Symone supports the Seattle dance community through her work in arts administration, with a focus in marketing. She currently serves on the board for Velocity Dance Center.
*Photo by Leah Russel
Will Courtney (they/ them, he/ him, She her) has been performing as a part of Fox Whitney/ Gender Tender, which has recently evolved into a performance art band called Light aloud, since 2010. SHe is thrilled to be a part of NowHere and to share the outcome of this collaboration with all of you 🙂
Cameron Day O’Connell is a trans photographer and multimedia artist residing on Unceded Duwamish Land (Seattle, WA).
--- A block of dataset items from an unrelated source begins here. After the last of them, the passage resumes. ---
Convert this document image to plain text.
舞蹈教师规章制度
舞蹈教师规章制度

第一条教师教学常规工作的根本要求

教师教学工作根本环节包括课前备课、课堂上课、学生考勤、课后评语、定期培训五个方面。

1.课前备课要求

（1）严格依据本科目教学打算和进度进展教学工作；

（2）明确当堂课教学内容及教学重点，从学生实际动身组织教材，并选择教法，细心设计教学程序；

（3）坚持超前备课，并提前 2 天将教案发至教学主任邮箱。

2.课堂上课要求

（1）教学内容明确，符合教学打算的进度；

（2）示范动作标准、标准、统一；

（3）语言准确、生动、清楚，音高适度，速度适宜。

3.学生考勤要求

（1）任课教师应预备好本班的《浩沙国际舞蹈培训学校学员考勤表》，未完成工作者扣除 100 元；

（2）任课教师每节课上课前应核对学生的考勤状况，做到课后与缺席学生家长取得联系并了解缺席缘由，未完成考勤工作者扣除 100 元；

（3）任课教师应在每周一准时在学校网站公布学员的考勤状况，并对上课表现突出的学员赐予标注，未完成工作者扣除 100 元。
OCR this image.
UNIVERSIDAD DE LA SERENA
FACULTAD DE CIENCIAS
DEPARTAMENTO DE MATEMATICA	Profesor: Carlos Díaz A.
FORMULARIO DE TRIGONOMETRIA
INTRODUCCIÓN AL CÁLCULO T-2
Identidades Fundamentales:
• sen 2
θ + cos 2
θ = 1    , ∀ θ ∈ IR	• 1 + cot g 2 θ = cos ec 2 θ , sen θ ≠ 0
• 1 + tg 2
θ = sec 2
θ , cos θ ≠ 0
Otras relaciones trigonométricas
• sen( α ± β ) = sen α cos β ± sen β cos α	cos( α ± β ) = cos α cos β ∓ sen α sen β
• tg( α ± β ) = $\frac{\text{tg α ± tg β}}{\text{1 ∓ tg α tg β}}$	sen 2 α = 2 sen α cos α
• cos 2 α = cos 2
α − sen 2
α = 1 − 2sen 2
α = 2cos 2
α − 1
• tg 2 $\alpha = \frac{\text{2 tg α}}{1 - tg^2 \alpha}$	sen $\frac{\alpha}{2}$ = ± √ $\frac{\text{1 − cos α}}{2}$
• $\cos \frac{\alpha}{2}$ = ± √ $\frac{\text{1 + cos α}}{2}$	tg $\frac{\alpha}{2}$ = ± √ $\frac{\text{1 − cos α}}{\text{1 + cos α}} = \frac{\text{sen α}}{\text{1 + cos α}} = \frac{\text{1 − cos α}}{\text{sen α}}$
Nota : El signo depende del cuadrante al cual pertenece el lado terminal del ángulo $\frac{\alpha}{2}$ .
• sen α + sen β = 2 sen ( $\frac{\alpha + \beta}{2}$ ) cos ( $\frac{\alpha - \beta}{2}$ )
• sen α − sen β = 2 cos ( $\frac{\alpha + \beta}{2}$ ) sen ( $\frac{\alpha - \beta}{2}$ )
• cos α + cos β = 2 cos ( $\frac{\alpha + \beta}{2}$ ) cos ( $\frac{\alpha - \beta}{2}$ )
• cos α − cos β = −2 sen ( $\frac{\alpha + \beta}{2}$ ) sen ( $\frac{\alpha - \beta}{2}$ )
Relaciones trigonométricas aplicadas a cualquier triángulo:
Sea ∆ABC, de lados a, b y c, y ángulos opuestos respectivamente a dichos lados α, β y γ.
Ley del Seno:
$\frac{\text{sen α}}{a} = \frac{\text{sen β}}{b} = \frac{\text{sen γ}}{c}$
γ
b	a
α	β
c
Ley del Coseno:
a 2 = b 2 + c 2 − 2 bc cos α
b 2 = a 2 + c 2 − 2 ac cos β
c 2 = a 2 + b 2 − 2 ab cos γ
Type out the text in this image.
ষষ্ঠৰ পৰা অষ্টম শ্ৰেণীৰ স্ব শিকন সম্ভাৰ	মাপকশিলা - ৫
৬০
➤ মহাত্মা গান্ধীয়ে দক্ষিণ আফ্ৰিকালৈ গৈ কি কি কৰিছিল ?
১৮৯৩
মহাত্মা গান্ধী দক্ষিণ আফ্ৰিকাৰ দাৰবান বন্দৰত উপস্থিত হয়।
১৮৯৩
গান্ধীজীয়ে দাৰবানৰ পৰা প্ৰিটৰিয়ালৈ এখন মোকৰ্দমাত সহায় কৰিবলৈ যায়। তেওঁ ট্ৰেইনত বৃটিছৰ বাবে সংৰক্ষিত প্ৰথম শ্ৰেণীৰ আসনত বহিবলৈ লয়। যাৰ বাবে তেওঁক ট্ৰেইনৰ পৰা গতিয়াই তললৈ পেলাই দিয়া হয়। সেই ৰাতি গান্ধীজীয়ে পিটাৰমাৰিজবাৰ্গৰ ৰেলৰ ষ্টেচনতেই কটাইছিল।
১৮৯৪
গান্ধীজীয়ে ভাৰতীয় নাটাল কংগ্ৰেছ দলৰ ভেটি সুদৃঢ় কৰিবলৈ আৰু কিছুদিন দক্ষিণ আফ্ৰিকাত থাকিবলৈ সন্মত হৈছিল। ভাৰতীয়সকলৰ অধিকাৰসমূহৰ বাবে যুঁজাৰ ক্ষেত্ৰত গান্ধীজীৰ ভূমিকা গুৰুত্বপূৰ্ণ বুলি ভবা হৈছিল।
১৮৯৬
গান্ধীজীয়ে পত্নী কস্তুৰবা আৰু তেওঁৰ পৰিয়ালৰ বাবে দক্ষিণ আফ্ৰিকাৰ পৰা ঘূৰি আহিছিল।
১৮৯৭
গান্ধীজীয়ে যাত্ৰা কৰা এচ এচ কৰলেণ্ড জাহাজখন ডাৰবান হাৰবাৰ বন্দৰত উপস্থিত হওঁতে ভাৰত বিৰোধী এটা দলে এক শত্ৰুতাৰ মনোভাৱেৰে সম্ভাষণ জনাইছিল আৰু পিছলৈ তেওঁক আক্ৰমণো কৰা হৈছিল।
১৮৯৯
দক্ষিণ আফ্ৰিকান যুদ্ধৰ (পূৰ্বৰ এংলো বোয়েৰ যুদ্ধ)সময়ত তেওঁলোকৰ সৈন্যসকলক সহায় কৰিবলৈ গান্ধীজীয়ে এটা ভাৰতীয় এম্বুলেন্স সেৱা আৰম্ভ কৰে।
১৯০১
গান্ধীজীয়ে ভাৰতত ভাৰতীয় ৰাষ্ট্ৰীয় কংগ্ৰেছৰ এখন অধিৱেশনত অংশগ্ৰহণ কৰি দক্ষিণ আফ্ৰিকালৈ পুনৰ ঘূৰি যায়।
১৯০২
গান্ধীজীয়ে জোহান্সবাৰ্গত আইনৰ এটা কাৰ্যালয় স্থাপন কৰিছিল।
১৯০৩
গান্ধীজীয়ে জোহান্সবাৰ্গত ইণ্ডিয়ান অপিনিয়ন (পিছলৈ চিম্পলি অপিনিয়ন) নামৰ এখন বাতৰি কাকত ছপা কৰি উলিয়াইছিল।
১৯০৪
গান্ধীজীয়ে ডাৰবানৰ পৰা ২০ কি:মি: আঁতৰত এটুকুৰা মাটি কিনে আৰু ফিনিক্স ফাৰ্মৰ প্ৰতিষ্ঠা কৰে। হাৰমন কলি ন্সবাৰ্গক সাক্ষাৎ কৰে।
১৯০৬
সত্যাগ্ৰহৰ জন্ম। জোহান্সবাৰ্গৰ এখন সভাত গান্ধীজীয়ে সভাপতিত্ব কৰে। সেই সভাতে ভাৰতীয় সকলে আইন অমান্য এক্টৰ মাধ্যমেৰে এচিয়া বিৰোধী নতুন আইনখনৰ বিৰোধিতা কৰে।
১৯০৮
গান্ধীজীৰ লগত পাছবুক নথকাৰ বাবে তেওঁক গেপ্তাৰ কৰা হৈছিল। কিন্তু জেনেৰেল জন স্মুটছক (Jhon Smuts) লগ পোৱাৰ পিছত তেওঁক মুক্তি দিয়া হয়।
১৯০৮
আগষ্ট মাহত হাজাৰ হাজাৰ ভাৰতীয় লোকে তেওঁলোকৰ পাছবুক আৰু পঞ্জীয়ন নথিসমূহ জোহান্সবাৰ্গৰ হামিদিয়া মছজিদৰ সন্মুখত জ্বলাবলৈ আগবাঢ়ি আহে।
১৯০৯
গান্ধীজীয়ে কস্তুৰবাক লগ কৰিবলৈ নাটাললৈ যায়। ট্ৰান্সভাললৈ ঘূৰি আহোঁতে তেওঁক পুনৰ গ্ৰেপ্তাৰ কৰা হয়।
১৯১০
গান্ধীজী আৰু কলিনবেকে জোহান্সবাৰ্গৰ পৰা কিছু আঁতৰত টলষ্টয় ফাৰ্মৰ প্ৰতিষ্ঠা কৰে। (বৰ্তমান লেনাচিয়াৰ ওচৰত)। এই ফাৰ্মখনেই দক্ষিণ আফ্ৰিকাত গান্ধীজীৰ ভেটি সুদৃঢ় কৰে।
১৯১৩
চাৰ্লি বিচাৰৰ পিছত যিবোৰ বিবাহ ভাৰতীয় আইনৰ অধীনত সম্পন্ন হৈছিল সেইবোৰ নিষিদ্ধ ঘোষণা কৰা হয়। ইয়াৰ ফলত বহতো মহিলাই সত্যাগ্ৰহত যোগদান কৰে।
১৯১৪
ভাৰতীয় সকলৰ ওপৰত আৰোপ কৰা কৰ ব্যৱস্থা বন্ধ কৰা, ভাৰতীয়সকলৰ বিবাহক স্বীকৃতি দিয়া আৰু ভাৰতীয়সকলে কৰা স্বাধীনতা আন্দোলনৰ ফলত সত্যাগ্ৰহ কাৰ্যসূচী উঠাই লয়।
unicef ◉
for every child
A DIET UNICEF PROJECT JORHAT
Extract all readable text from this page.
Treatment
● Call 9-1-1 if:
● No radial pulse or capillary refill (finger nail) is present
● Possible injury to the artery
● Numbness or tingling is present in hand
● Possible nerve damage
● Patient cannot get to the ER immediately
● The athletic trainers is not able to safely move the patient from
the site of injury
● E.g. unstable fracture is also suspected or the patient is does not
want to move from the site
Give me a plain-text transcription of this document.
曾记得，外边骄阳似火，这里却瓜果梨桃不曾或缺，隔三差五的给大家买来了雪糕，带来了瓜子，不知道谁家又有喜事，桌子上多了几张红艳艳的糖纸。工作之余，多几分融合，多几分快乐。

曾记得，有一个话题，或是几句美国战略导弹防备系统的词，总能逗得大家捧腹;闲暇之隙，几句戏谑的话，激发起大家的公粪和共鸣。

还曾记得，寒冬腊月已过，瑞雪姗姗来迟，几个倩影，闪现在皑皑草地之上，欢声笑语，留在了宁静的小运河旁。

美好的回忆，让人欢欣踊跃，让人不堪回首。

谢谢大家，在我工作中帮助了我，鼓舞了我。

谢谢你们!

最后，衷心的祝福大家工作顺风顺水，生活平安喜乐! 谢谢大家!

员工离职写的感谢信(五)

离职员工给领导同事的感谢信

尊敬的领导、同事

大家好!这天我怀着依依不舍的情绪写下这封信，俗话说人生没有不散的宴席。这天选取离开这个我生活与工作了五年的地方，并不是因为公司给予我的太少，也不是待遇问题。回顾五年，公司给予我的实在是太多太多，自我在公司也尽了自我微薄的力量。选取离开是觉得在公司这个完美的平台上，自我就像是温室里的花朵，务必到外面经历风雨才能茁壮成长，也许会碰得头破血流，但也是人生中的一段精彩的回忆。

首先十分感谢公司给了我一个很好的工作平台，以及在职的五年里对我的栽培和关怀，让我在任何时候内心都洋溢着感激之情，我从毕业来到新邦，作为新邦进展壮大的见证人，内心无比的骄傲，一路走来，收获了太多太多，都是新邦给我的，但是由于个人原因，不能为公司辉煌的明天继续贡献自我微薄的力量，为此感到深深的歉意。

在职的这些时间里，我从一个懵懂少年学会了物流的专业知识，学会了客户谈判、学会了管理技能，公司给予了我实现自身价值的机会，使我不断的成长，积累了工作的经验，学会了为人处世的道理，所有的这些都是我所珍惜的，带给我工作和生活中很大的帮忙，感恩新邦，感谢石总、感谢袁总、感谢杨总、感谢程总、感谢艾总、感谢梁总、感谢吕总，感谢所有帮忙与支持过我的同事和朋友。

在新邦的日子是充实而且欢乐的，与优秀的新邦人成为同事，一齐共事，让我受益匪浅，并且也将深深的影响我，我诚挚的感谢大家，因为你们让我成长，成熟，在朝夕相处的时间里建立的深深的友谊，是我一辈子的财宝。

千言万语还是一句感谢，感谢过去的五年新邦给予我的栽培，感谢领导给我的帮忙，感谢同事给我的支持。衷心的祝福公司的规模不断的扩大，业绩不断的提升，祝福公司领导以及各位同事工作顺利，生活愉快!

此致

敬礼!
They focus on capturing intimacy in motion, the metaphor of the queer figure in the environment, and golden moments in the light. They are a former birth and abortion doula, herbal medicine nerd, and a Gemini double Sagittarius. They are currently focusing on their upcoming solo show Surrender, a photographic exploration of queer intimacy that opens at Gallery 4Culture on April 4, 2024.